NICE Citizens Council publishes final report on social care guidance

The Citizens Council, which advises the National Institute for Health and Care Excellence, has published its final report on factors that it believes should be considered when NICE develops social care guidance.
At a two-day meeting in early 2013, the 30 members of the public who make up the Citizens Council discussed which aspects of benefit, cost, and need NICE should bear in mind when producing guidance on social care. NICE assumed responsibility for developing guidance and quality standards for social care from April 2013.

As this is a new area of work for NICE, the Council’s advice is informing the development of processes and methods, and action is already being taken based on the Council’s conclusions.

Professor David Haslam, Chair of NICE, said: “The NICE Board has welcomed the Citizens Council report on factors that it thinks should be taken into consideration when NICE develops social care guidance. The complex nature of social care was evident in the Council’s discussions.

“One of the Council’s conclusions is that the concept of ‘need’ in social care is different to need in healthcare, where need is often determined by a health professional.
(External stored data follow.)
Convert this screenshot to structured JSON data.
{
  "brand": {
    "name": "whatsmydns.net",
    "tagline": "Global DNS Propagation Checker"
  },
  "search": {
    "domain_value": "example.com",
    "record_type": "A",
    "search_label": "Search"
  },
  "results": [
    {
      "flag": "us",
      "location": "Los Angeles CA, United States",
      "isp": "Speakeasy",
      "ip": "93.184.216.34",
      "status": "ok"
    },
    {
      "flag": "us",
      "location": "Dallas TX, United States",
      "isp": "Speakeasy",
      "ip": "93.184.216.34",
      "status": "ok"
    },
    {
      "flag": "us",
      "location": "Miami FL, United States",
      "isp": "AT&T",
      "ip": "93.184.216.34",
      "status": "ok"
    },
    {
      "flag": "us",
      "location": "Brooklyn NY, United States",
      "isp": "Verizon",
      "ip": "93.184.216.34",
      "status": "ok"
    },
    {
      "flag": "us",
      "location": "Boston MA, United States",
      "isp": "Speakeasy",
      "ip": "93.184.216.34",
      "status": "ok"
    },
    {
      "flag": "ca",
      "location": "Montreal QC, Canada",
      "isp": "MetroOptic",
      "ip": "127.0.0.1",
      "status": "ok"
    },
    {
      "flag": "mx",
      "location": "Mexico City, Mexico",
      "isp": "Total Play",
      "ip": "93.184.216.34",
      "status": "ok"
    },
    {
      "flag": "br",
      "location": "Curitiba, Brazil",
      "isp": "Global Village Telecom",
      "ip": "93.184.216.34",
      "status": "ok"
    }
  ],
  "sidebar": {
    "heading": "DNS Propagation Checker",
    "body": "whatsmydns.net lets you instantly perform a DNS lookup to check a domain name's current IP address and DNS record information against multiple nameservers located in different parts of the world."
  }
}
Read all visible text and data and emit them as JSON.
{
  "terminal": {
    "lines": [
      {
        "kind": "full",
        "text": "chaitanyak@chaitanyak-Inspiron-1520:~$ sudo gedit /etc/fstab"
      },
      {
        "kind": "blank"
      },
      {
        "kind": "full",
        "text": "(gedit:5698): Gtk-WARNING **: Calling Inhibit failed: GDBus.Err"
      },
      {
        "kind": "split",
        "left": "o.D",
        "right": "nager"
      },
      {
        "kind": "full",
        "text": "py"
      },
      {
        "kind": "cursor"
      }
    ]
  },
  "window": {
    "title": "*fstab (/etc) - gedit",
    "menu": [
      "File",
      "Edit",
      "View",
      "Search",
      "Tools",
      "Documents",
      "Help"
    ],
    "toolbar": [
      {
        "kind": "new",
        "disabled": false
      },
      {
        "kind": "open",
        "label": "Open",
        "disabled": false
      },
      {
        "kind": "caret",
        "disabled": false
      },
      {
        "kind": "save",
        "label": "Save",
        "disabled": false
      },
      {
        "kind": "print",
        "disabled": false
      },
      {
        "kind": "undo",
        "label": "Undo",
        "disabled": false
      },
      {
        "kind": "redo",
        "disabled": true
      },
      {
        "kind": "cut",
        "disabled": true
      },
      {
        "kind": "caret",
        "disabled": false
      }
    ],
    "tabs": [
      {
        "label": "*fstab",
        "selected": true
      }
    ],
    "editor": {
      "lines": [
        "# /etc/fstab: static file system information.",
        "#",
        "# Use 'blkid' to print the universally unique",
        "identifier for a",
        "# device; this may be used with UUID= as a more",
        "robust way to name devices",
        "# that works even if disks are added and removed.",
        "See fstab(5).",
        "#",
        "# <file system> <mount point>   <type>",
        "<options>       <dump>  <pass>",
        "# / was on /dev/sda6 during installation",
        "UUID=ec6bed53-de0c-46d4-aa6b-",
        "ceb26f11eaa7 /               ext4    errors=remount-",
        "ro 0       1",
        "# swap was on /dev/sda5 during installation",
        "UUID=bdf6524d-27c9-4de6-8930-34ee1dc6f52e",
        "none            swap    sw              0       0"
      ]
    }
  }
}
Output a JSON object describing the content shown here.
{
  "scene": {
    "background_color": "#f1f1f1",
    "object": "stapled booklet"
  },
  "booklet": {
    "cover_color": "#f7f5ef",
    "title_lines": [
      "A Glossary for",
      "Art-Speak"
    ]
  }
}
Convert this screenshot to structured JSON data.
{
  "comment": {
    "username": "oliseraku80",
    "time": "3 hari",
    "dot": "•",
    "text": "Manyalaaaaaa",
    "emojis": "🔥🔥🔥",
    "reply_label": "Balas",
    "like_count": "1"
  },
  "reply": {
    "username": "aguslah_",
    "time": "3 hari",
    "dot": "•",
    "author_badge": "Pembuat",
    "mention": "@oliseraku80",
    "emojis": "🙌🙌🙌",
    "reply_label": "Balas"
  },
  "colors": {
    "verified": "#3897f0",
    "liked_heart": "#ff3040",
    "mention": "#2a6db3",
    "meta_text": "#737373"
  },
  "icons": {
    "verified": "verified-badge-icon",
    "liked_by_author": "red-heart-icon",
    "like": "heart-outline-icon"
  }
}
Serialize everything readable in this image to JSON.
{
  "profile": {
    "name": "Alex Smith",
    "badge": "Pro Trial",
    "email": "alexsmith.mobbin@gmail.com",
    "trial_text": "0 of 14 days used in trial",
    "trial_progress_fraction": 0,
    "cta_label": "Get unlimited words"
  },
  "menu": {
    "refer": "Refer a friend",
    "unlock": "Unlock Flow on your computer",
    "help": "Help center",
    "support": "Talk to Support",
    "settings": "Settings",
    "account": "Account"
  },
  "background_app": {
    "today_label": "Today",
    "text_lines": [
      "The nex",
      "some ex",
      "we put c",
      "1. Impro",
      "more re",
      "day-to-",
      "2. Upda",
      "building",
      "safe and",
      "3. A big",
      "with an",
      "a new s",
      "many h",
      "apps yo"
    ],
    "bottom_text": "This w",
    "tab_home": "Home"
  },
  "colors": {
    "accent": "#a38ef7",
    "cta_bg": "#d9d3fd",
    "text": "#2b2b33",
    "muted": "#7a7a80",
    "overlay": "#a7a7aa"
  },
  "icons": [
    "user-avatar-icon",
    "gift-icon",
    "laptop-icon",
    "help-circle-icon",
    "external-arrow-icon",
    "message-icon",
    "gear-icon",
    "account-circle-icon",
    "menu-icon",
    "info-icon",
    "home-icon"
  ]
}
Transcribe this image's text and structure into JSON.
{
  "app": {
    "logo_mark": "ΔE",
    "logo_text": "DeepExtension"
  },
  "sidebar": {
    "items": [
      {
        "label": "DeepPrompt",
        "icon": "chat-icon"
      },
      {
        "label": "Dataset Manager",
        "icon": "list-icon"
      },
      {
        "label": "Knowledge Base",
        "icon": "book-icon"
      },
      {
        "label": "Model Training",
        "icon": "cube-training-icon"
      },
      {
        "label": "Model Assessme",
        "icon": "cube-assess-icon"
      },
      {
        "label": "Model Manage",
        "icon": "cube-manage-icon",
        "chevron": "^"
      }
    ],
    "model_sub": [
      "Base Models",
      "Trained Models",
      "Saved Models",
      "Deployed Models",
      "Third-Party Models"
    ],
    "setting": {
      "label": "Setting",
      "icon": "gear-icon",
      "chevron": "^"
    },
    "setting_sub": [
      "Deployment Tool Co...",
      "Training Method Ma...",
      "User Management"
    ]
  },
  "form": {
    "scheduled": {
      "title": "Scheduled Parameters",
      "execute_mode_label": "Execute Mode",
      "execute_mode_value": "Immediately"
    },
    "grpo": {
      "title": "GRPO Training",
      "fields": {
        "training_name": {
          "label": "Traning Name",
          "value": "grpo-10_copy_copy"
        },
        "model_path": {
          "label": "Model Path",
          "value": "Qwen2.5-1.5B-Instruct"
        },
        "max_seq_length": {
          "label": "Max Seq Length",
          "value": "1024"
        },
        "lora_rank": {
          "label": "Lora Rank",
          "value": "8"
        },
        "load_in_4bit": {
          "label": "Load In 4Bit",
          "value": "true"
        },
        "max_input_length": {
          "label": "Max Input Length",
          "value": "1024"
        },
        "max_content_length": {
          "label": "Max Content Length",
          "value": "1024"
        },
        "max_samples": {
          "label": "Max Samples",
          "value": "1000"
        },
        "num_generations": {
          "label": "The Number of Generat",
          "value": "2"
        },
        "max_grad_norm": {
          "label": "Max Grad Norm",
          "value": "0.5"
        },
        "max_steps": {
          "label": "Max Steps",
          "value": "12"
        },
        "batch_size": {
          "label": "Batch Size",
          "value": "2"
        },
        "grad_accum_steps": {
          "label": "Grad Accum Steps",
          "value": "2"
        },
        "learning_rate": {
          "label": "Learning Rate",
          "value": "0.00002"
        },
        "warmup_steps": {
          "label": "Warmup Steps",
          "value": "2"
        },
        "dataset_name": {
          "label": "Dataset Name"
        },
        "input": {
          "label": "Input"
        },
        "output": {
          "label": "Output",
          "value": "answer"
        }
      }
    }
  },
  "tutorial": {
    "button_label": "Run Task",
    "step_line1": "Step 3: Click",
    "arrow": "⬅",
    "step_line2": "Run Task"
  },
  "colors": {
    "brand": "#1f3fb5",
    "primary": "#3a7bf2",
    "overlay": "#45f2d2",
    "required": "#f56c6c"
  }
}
They noted that in social care ‘need’ is determined and defined by the service user, and is much broader than the health context. The Council also highlighted that, given the wider remit of social care, enabling a personalised service is very likely to improve quality of life for disadvantaged people. Importantly, an overwhelming majority of the Council (nearly 70%) felt that NICE needs a new way of applying its methods when developing social care guidance and standards.

“In response to the Council’s conclusions, our new Social Care programme has already started to consider how the costs and benefits from informal care are taken into account in economic calculations, as part of our work developing methodologies of economic assessment for social care. And a person-centred approach will be central to NICE’s development of quality standards, as demonstrated through the two quality standards already produced as part of the social care pilot programme.

“The Citizens Council makes an important contribution to NICE’s work by providing a snapshot of what the general public thinks. NICE’s new remit for social care charges us with taking into account ‘the broad balance between the benefits and costs’ of care and people’s ‘degree of need’ for care when producing guidance and standards. This Citizens Council report will help us deliver the new remit. I would like to thank the Council for its invaluable perspective and informative deliberations on this topic.”